Why do you think author John Irving chose to express Owen’s spoken remarks in ALL CAPS? And why does Owen, likewise, by the time we reach Chapter 6—as per page 293—always execute his written communication IN THIS WAY? Discuss your text-driven impression(s) of always seeing Owen’s words ALL IN CAPS.
Owen’s voice is described in any number of ways throughout this novel: “wrecked,” “loud,” “unnatural,” “queer,” and so on. “To be heard at all,” John says at the outset of his tale, on page 5, “Owen had to shout through his nose.” How did you “hear” his voice while reading this novel?
Often in A Prayer for Owen Meany, we read of how Owen does not believe in coincidences. “On the subject of predestination,” John notes of his friend on page 105, “Owen Meany would accuse Calvin of bad faith. There were no accidents.” Is this novel arguing that fate and faith must go hand in hand? That we must fully believe in one if we are going to fully believe in the other? How would Owen answer this last question? John Wheelwright? Yourself?

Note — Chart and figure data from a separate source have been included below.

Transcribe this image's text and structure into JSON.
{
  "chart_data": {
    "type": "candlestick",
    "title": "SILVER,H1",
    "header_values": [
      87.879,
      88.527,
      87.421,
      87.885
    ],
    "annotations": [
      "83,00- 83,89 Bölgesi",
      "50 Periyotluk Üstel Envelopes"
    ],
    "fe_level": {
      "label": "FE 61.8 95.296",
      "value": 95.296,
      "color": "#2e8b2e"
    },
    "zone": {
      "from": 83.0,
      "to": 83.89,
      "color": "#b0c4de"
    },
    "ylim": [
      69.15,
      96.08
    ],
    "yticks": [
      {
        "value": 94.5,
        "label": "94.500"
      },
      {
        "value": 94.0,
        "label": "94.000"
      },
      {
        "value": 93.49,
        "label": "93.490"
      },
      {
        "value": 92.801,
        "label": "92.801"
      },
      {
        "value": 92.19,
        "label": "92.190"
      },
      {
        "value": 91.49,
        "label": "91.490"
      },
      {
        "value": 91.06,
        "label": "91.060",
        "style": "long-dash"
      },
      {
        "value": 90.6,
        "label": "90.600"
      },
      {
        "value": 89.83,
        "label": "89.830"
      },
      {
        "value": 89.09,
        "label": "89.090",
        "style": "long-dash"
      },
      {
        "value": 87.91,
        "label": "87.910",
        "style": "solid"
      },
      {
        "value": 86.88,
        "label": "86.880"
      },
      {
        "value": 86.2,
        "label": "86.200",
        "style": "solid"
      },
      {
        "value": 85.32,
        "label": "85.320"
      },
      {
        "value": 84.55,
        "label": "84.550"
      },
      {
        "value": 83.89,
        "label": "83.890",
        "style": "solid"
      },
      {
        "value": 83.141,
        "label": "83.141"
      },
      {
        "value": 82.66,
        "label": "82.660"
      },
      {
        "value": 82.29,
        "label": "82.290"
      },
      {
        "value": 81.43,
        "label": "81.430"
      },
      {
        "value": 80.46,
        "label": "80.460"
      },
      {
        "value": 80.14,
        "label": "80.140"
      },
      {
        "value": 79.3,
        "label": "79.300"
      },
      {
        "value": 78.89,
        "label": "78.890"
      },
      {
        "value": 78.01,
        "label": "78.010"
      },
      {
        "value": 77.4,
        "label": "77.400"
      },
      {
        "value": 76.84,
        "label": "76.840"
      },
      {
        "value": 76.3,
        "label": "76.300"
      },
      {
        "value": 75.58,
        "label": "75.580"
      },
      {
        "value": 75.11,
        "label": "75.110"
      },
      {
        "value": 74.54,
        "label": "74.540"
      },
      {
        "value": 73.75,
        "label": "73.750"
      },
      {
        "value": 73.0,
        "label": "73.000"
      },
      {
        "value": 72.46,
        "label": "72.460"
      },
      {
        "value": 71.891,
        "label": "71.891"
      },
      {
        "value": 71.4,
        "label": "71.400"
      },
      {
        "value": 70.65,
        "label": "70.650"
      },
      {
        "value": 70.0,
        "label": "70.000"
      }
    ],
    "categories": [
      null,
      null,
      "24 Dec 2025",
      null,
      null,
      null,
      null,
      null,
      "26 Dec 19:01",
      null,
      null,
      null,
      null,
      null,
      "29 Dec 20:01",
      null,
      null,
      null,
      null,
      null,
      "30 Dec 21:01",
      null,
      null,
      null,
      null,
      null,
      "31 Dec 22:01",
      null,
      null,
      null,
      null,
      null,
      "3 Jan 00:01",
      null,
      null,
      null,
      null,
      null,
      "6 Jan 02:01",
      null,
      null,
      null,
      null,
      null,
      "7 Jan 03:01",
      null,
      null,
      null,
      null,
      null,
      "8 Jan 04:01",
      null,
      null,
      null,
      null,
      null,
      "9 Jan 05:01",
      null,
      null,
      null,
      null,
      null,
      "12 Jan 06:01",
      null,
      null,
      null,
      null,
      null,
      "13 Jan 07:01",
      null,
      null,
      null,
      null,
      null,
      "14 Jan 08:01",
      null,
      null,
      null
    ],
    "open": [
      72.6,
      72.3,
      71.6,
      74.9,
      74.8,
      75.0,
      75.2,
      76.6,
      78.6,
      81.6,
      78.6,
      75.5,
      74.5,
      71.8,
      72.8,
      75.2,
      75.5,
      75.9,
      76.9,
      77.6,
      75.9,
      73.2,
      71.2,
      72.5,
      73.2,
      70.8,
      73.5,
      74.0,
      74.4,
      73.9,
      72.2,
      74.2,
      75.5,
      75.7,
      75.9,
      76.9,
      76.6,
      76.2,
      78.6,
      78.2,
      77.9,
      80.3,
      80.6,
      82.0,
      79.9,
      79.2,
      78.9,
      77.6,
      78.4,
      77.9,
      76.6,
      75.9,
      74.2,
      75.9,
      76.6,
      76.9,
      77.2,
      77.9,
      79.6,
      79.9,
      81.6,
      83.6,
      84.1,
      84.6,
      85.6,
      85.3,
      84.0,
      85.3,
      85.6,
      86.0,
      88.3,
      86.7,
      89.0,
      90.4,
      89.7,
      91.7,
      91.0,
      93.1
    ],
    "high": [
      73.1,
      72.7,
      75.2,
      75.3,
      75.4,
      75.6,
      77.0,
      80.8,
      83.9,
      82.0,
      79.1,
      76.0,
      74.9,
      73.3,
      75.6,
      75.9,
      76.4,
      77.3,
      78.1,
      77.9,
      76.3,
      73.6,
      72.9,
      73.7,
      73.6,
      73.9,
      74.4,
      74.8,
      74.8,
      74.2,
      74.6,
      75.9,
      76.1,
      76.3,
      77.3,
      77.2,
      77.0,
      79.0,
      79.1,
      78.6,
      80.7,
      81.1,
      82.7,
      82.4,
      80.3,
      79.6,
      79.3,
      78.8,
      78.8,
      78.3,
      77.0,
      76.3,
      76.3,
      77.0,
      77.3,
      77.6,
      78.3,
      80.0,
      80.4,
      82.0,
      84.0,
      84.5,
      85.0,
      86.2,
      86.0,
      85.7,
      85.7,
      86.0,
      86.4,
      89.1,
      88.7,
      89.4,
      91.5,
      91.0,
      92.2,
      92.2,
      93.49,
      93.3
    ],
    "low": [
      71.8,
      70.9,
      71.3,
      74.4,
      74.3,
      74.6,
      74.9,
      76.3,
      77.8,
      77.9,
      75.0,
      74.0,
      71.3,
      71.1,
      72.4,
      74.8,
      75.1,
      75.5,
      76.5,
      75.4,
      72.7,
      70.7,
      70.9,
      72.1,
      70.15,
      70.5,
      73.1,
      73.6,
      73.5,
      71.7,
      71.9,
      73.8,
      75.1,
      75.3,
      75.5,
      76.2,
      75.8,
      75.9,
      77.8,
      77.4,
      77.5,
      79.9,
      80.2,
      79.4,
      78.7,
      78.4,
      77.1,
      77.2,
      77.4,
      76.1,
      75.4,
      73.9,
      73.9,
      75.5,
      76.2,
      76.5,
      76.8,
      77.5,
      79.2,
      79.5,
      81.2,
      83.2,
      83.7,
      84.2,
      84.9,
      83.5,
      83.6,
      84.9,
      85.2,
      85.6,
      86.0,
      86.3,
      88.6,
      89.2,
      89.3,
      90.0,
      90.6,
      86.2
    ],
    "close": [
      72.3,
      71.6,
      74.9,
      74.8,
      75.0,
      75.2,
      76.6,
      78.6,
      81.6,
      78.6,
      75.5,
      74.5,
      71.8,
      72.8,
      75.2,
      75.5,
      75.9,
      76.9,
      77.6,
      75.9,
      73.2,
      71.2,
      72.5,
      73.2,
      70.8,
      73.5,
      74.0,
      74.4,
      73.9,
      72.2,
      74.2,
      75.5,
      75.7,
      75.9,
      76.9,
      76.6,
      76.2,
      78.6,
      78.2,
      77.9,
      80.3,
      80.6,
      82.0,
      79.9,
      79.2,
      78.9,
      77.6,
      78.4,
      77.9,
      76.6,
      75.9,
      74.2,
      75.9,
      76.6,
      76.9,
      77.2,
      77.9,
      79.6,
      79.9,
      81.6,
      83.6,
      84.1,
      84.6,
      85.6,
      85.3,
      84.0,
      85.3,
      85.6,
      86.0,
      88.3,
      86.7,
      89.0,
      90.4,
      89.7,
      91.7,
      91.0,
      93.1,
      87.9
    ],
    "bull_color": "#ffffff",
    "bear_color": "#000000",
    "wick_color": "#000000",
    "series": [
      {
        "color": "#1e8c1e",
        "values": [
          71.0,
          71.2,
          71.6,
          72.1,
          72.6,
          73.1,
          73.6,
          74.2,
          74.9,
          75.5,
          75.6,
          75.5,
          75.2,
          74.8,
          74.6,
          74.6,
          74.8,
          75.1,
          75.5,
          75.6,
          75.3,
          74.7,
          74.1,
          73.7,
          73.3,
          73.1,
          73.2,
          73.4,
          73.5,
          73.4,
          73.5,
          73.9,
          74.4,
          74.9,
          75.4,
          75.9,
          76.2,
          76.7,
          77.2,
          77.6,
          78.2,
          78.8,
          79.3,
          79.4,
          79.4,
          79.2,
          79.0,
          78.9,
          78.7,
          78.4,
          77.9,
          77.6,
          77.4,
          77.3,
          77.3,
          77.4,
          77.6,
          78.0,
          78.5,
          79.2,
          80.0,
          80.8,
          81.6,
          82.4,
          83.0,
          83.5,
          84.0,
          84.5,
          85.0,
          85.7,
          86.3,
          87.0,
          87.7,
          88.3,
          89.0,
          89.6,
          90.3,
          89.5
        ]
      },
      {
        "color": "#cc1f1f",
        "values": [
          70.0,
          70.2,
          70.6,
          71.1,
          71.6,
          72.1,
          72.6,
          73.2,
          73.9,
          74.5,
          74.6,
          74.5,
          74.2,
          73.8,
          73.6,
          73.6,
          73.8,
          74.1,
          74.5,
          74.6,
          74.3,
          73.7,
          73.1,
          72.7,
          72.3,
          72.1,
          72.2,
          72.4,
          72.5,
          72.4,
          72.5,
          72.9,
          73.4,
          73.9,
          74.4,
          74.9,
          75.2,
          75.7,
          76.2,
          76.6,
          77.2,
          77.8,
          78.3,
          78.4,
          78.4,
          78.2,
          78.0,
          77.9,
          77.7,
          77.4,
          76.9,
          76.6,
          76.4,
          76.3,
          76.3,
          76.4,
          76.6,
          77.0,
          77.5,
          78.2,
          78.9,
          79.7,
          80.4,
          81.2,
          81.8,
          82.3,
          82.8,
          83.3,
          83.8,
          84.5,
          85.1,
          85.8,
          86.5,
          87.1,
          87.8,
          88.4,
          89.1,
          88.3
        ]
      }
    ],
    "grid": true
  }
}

At its core, this book is about a friendship: a best-friend, coming-of-age relationship between two boys. John, our narrator, comes from an old New England family of wealth and distinction, while Owen, our hero, comes from a working-class background—his family is “descended from later immigrants; they were Boston Irish” (page 21). Talk about the economic influences at work in this novel; discuss the rich-and-poor (or haves-and-have-nots) quality of the book. Would this story work as well as it does—would it be as compelling, as moving, as powerful—if Johnny and Owen came from the same socioeconomic class?
“Yankees believe in closed doors,” notes John on page 138. What does he mean? And what did reading this novel teach you about small town life in New England, or about “traditional” culture in New England as it’s commonly understood?
In Chapter 4 (“The Little Lord Jesus”)—and at other points throughout the novel—Owen clearly does or says (or reacts to) certain things in a particularly Christ-like way. Is this novel—or its narrator—asking us to see Owen as the Second Coming? Or are we actually being warned not to see him thus?
On page 371, over the course of a few paragraphs, we learn how many Americans were stationed in Vietnam on New Year’s Eve in 1963, 1964, 1965, 1966, and 1967. As the novel progresses we ultimately learn why John is so focused on such facts and figures—but what did you learn specifically from A Prayer for Owen Meany about America’s involvement in Vietnam?
Diary entries—one’s musings, wanderings, predictions, confessions, and dreams, all of them recorded dutifully in a private journal—play a crucial part in this novel. Talk about the links that exist between diary entries and memories. Couldn’t all of this novel be read, and understood, as a prolonged back-and-forth—a dialogue, an exchange—between John Wheelwright’s bygone memories and his present-day diary entries? As John laments on page 392: “There’s nothing in the news that’s worth remembering. Why, then, do I have such a hard time forgetting it?” How would you, as a reader, answer this rhetorical question?
Is A Prayer for Owen Meany a work of magical realism? Why do or don’t you think so?